Amid recent art attacks, should museums become high-security zones? How institutions are responding to climate change activists
- Recent climate protests from activists targeting famous artworks have museums rethinking their security, but few want to turn their galleries into bank vaults
- Many institutions have already ramped up protective measures, including more visitor checks at entrances and training security personnel on how to respond
The security guard at the Barberini art museum in Potsdam, Germany, is visibly at a loss as to how to react.
Striding to the Monet painting where two people wearing high visibility orange vests are clearly up to something, he seems unsure about how to stop them, shouting a helpless “Hello? Hello?”
One of them, possibly briefly taken off guard by the hesitant approach, then himself replies with “Hello”, before they splatter mashed potatoes across the painting from the French impressionist’s Haystacks series.
In the more than five years since the museum opened its doors just outside Berlin, the Barberini has made a name for itself as a temple of art, but had yet to make the national news.
That has now changed thanks to the action by the Last Generation activists earlier in October who, like other environmental groups, are currently attacking artworks all across Europe with different substances – often food – to draw attention to climate change issues and push for more decisive action.
Also earlier in October, Dutch painter Johannes Vermeer’s masterwork Girl with a Pearl Earring was targeted by climate change activists in a museum in the Netherlands.
A video posted to Twitter shows two men near the painting. One of them glued his head to the glass in front of the artwork and a red liquid was poured over him. The other man had taped his hand to the wall next to the picture.
The painting was not damaged, according to the Mauritshuis, the museum in The Hague which houses the work, completed by the Dutch master between 1665 and 1667. Some halls of the museum were closed.
As in Potsdam, the artwork in London didn’t sustain any damage as it was covered by glass.
In Germany, many museums are now reconsidering security measures for their often valuable and sensitive exhibits, in fear of further protests.

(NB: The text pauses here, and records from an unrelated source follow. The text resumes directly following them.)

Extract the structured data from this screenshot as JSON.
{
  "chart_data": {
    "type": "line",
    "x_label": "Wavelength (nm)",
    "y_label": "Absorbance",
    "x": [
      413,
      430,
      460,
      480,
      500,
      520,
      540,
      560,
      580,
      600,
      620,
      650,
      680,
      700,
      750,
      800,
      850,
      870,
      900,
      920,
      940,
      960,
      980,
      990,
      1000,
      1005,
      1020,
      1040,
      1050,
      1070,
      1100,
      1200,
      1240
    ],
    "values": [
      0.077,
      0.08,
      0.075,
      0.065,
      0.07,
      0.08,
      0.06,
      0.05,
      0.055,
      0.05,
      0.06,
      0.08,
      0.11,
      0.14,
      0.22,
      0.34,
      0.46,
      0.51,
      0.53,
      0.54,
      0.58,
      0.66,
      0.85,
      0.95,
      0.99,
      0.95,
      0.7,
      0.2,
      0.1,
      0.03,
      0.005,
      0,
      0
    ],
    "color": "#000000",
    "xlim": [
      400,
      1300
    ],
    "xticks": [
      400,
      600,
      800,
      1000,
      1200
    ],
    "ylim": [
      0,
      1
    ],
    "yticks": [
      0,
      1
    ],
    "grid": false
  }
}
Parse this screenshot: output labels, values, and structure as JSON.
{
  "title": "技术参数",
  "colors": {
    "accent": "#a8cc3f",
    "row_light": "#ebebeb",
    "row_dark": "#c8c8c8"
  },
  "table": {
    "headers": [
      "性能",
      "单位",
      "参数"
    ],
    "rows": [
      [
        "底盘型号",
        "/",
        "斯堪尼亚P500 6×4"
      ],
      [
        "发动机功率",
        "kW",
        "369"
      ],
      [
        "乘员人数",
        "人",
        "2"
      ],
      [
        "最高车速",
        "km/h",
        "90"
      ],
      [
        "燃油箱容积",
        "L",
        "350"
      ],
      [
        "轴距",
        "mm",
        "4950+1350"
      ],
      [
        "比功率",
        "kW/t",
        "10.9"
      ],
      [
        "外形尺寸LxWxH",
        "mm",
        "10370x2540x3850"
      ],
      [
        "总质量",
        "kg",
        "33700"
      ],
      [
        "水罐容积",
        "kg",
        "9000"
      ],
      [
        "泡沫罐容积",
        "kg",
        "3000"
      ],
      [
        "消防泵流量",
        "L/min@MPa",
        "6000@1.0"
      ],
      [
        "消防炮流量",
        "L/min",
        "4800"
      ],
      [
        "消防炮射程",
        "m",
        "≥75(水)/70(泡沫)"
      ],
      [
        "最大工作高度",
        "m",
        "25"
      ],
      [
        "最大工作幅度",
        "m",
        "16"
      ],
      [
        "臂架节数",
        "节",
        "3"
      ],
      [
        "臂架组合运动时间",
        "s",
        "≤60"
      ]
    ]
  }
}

Many institutions have already ramped up protective measures, according to David Vuillaume, managing director of the German Museums Association.
Simply hiring more security personnel isn’t a solution in his eyes, as the employees are put under a lot of stress in these situations.
“We need to prepare employees for this,” Vuillaume said, adding that counselling should be part of the process.
Following the attack on the Monet painting, the Barberini museum will remain closed until October 30, to consider how security measures can be improved, founder and multi-billionaire Hasso Plattner told local media.
The attack on the Monet painting, as well as the other protests across Europe, have shown that “the high international security standards for the protection of artworks are not sufficient in the case of activist attacks and need to be adapted”, said Barberini director Ortrud Westheider, explaining the closure.
But what could better measures potentially look like? Equipping guards with protective blankets and glue remover?
Some museums in Germany are planning to ramp up visitor checks at their entrances.
“Larger bags are already banned in the museum,” said Stefan Weppelmann, who heads the Museum of Fine Arts in Leipzig.
“We’re now considering how we can be even more vigilant, especially with regard to the personal belongings visitors carry with them.”
At the Städel museum in Frankfurt, safety standards meet the “highest international standards”, according to the institution where two climate activists each glued one hand to the frame of a large painting at the end of August.
The painting, Landscape during a Thunderstorm with Pyramus and Thisbe by Nicolas Poussin, symbolises “the destructive course of current politics” at the time.
The Dresden State Art Collections in eastern Germany began ramping up security measures after artworks were attacked in Manchester and Glasgow in July.
“The works are protected against attacks by various structural, technical and also organisational measures,” the museum said.
Another museum in Hanover, The Sprengel Museum, instructed facility managers, guards and the restorer on how to handle such situations, according to spokesperson Judith Hartstang.
In Germany, attacks on artwork are a criminal offence and will be punished with criminal charges, she said.
“The works that were recently affected in London and Potsdam were behind glass – probably the best protection against paint, soup or mashed potato attacks,” Hartstang said.
The Sprengel Museum uses acoustic motion detectors, Plexiglas bonnets and glazing to protect its exhibits.
Some museums, however, are hesitant to introduce such measures, saying the artworks should be accessible without barriers.
“I don’t want museums to become high-security zones,” Hermann Parzinger, president of the Prussian Cultural Heritage Foundation, told Germany’s Die Welt newspaper. “We can’t put a security guard next to every painting, every sculpture.”
He added that museums should be open, social and inviting places for everyone – a premise that should not be abused.
According to Ilka Erdwiens, spokesperson for an art museum in Emden, Germany, smaller institutions are less at risk, as the activists seem to have mostly targeted works by the great masters on display in well-known museums, to generate more attention.
However, she is still critical of protests targeting art, “which is supposed to open one’s own perspective, one’s view and to broaden one’s consciousness”. Those are the same ideals the climate movement is fighting for, she said.
Others in the art scene agree.
“We expect activists not only to demand respect for nature, but also to have respect for culture,” said Bernhard Maaz, director general of the Bavarian State Painting Collections.